Darktable 1.1 has new features under the hood, too. The most prominent is support for GPU-based hardware acceleration, which arrives courtesy of OpenCL. OpenCL support benefits users by speeding up image transformations. When working with high-megapixel raw images, every speed increase is important, because users want to see even minute changes in settings reflected as soon as possible on the screen. The trend in camera-making is to add more megapixels with every release, of course, and these days the low end of the price spectrum offers more pixels than the high end did a few years ago — so time-saving is not the concern of professional photographers alone. Darktable, like GIMP, uses the GEGL library to perform image transformations. As we mentioned in May 2012, GEGL has been slowly but surely adding OpenCL support to its operations in recent years, most recently through the work of developer Victor Oliveira. OpenCL "kernels" are functions which can be executed in parallel on GPUs or CPUs, and they are architecture-independent (unlike, for example, NVIDIA's CUDA). Thus, systems with a supported GPU automatically get GPU acceleration, but all multi-core CPU systems automatically get multi-threading, too. At the moment, the proprietary graphics drivers from NVIDIA and ATI offer the best support for OpenCL, although the Nouveau driver project is making progress on its own.

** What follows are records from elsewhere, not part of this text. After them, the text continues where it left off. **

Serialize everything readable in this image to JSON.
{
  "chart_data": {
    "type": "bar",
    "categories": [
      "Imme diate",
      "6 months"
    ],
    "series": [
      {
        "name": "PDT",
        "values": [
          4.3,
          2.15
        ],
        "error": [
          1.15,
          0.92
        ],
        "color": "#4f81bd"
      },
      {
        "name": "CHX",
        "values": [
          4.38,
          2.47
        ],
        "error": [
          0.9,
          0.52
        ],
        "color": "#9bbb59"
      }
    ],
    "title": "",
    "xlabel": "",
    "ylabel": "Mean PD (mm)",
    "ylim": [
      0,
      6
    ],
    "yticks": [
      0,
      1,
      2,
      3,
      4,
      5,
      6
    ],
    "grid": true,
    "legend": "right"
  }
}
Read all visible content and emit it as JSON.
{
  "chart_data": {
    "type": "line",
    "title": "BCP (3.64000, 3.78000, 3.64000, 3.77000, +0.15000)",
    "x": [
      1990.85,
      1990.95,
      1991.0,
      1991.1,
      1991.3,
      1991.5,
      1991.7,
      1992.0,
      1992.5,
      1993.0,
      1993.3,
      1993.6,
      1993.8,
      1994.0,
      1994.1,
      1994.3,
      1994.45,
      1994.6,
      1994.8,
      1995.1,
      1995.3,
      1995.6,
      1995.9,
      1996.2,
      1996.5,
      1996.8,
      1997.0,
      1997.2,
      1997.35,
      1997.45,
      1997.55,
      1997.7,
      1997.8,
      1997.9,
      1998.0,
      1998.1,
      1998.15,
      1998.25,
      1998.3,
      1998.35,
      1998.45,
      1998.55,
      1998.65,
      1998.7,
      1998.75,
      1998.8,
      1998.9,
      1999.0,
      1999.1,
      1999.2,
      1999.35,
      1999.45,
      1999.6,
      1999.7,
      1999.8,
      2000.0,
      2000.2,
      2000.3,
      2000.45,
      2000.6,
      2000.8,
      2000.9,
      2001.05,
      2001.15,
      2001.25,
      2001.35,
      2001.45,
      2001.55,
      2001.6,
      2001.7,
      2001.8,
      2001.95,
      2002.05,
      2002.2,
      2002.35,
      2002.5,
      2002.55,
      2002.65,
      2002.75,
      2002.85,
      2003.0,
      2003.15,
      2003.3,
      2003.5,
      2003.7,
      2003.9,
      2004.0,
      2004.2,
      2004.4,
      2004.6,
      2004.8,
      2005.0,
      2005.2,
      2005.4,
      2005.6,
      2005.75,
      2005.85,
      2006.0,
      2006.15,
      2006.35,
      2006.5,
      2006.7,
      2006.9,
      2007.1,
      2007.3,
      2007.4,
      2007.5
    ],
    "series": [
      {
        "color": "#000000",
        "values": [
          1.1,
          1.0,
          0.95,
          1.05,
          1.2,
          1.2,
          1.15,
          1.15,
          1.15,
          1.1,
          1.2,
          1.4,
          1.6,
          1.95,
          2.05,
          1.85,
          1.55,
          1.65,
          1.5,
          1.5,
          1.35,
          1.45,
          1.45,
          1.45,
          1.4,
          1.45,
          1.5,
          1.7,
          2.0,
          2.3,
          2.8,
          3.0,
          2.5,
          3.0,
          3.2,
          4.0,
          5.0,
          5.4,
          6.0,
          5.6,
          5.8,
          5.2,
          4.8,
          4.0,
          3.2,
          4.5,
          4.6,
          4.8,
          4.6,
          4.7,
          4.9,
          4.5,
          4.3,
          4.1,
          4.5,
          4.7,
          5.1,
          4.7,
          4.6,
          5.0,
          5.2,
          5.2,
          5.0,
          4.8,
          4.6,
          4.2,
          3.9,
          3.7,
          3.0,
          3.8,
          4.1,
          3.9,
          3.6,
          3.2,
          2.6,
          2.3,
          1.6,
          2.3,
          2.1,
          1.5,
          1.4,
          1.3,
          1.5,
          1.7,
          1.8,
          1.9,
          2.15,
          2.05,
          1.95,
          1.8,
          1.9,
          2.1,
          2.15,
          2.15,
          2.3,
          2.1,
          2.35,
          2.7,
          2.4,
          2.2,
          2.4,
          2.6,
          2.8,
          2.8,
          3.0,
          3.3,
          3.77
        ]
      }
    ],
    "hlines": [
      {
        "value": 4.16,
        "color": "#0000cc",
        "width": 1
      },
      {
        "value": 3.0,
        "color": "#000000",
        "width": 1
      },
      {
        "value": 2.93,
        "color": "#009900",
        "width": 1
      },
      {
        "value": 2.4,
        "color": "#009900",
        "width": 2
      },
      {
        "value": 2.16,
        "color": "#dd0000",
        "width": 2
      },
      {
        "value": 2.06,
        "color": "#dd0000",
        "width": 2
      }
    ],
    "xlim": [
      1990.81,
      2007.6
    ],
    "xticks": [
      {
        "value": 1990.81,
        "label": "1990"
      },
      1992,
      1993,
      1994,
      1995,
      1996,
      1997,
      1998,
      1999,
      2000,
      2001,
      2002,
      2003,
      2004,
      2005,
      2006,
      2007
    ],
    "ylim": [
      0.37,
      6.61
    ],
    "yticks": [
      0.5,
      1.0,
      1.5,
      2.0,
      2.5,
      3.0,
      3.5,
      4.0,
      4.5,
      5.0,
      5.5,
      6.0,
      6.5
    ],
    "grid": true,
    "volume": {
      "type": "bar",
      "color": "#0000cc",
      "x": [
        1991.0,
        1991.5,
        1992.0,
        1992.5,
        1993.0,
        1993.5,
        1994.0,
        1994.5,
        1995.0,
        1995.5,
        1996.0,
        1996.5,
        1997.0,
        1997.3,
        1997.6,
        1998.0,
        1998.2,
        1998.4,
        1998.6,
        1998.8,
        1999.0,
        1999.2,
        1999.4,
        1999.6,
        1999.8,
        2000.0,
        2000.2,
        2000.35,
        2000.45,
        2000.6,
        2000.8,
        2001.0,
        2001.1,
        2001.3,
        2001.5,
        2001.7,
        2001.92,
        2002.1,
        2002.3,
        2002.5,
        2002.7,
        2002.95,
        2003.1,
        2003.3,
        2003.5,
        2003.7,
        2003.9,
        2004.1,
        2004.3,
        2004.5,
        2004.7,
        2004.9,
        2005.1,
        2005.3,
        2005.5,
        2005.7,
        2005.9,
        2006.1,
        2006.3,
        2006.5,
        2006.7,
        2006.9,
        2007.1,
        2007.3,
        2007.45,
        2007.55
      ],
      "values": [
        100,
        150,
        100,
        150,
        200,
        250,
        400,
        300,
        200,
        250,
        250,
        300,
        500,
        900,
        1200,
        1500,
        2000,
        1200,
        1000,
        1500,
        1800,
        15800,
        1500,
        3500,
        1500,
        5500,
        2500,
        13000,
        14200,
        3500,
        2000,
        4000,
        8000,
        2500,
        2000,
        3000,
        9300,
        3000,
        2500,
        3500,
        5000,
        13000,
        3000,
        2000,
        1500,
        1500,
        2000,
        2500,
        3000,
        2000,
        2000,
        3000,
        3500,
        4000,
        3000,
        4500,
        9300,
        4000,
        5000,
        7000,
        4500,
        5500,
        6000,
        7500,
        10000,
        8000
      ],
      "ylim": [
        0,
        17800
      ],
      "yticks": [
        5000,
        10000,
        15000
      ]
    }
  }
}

The list of changes since the Darktable 0.9 series includes other features, too, but the most significant for the average user will no doubt be the improved user interface. There are still quirks, but the team has done an excellent job of fixing the biggest usability blockers — and doing so without sacrificing the design aesthetic that earlier releases established. Darktable's approach to image editing has always been different from the other open source raw converters. When its own user interface does not get in the way, it makes a much stronger case — and, more importantly, it lets the user experiment with the unique features, and stumble across interesting effects.